Clichéd sayings don’t really feel validated until you experience them.  You know that popular one about valuing your health (especially when you don’t have it?)  I've never been so happy to feel healthy again.  After two bouts with flu-like fevers, food poisoning, infections, allergic reactions, and strep throat, my list of fun added another teacher favorite – pink eye.  Recognizing this really sexy infection the moment I woke up, I knew that I wasn’t going to spend the $60 to see a Western doctor.  I knew it was pink eye.  That left one other option: the Vietnamese hospital.  I figured I’d do it at some point, why not now? 

My very lovely Vietnamese teacher assistant went with me to the hospital that day. 
Big, white, and bustling with people even during nap time, the hospital visit felt like a field trip.  I was experiencing health care like VN residents.  I waited at the receptionist counter while several women in white processed paperwork and took my insurance card.  Then, I turned around and had my blood pressure and heart rate checked by machines right in the lobby.  After paying a small fee, we got into the elevator, but not without two technicians and a young girl, maybe 17, laying on a stretcher with an IV drip.  In the eternity it took to ascend four floors, I listened to this girl with her eyes closed and a barely-there labored breath, wondering what her condition was at such a young age.  My laundry list of recent illnesses suddenly seemed so trivial.

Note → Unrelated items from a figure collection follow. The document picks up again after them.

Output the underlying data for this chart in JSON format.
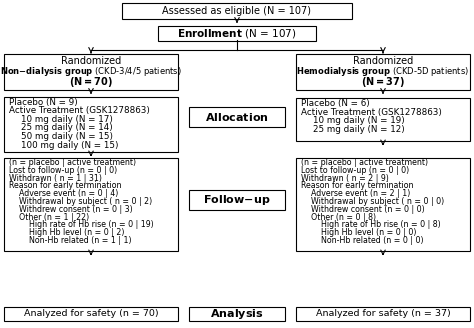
{
  "eligible_text": "Assessed as eligible (N = 107)",
  "enrollment_text": "Enrollment (N = 107)",
  "non_dialysis_lines": [
    "Randomized",
    "Non-dialysis group (CKD-3/4/5 patients)",
    "(N = 70)"
  ],
  "non_dialysis_bold": [
    false,
    true,
    true
  ],
  "hemo_lines": [
    "Randomized",
    "Hemodialysis group (CKD-5D patients)",
    "(N = 37)"
  ],
  "hemo_bold": [
    false,
    true,
    true
  ],
  "allocation_text": "Allocation",
  "followup_text": "Follow-up",
  "analysis_text": "Analysis",
  "left_alloc_lines": [
    [
      "Placebo (N = 9)",
      0
    ],
    [
      "Active Treatment (GSK1278863)",
      0
    ],
    [
      "10 mg daily (N = 17)",
      1
    ],
    [
      "25 mg daily (N = 14)",
      1
    ],
    [
      "50 mg daily (N = 15)",
      1
    ],
    [
      "100 mg daily (N = 15)",
      1
    ]
  ],
  "right_alloc_lines": [
    [
      "Placebo (N = 6)",
      0
    ],
    [
      "Active Treatment (GSK1278863)",
      0
    ],
    [
      "10 mg daily (N = 19)",
      1
    ],
    [
      "25 mg daily (N = 12)",
      1
    ]
  ],
  "left_fu_lines": [
    [
      "(n = placebo | active treatment)",
      0
    ],
    [
      "Lost to follow-up (n = 0 | 0)",
      0
    ],
    [
      "Withdrawn ( n = 1 | 31)",
      0
    ],
    [
      "Reason for early termination",
      0
    ],
    [
      "Adverse event (n = 0 | 4)",
      1
    ],
    [
      "Withdrawal by subject ( n = 0 | 2)",
      1
    ],
    [
      "Withdrew consent (n = 0 | 3)",
      1
    ],
    [
      "Other (n = 1 | 22)",
      1
    ],
    [
      "High rate of Hb rise (n = 0 | 19)",
      2
    ],
    [
      "High Hb level (n = 0 | 2)",
      2
    ],
    [
      "Non-Hb related (n = 1 | 1)",
      2
    ]
  ],
  "right_fu_lines": [
    [
      "(n = placebo | active treatment)",
      0
    ],
    [
      "Lost to follow-up (n = 0 | 0)",
      0
    ],
    [
      "Withdrawn ( n = 2 | 9)",
      0
    ],
    [
      "Reason for early termination",
      0
    ],
    [
      "Adverse event (n = 2 | 1)",
      1
    ],
    [
      "Withdrawal by subject ( n = 0 | 0)",
      1
    ],
    [
      "Withdrew consent (n = 0 | 0)",
      1
    ],
    [
      "Other (n = 0 | 8)",
      1
    ],
    [
      "High rate of Hb rise (n = 0 | 8)",
      2
    ],
    [
      "High Hb level (n = 0 | 0)",
      2
    ],
    [
      "Non-Hb related (n = 0 | 0)",
      2
    ]
  ],
  "left_analysis_text": "Analyzed for safety (n = 70)",
  "right_analysis_text": "Analyzed for safety (n = 37)"
}
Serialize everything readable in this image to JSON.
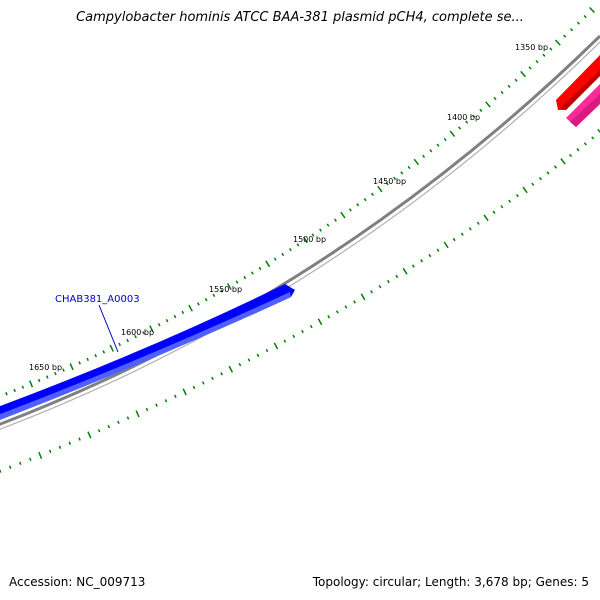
{
  "title": "Campylobacter hominis ATCC BAA-381 plasmid pCH4, complete se...",
  "footer": {
    "accession_label": "Accession:",
    "accession": "NC_009713",
    "topology_label": "Topology:",
    "topology": "circular",
    "length_label": "Length:",
    "length": "3,678 bp",
    "genes_label": "Genes:",
    "genes": "5"
  },
  "ticks": [
    {
      "label": "1350 bp"
    },
    {
      "label": "1400 bp"
    },
    {
      "label": "1450 bp"
    },
    {
      "label": "1500 bp"
    },
    {
      "label": "1550 bp"
    },
    {
      "label": "1600 bp"
    },
    {
      "label": "1650 bp"
    }
  ],
  "genes": [
    {
      "label": "CHAB381_A0003",
      "color": "#0000ff",
      "shade": "#5050ff"
    }
  ],
  "colors": {
    "backbone": "#808080",
    "ticks": "#008000",
    "gene_red": "#ff0000",
    "gene_pink": "#ff2a9a"
  }
}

The square-shaped building allowed for a ton of doctor rooms in the middle and perimeter of the floor.  Outside almost every room, family members and patients waited in plastic chairs.  We walked around until we found a door with the number that matched the piece of paper I held.  We were welcomed into a tiny room by a very friendly older doctor and I instantly felt at peace with her kind smile and gentle concern.  I sat on a stool as she looked into my eyes with an optometry machine and within one minute, all of my peace and trust in this woman dissipated.  Before I knew it, she whirled around the machine and had my swollen eyelid pinched between two ungloved fingers, inspecting my very contagious lids.  Images of her pre-exam computer typing flashed through my mind.  She said a few things in Vietnamese to my friend and we were done.  Four intense drugs were scribbled onto paper and I picked them all up on the same floor as the exam. 
There was no way I was going to take two steroids, an antibiotic and some other drug that wouldn't translate to English.  I google researched everything before beginning any prescription.  There is no malpractice here, so if any drug interactions or dosage mistakes are made, shame on me.  I ended up taking two of the four suggested mega drugs and everything cleared up within a week.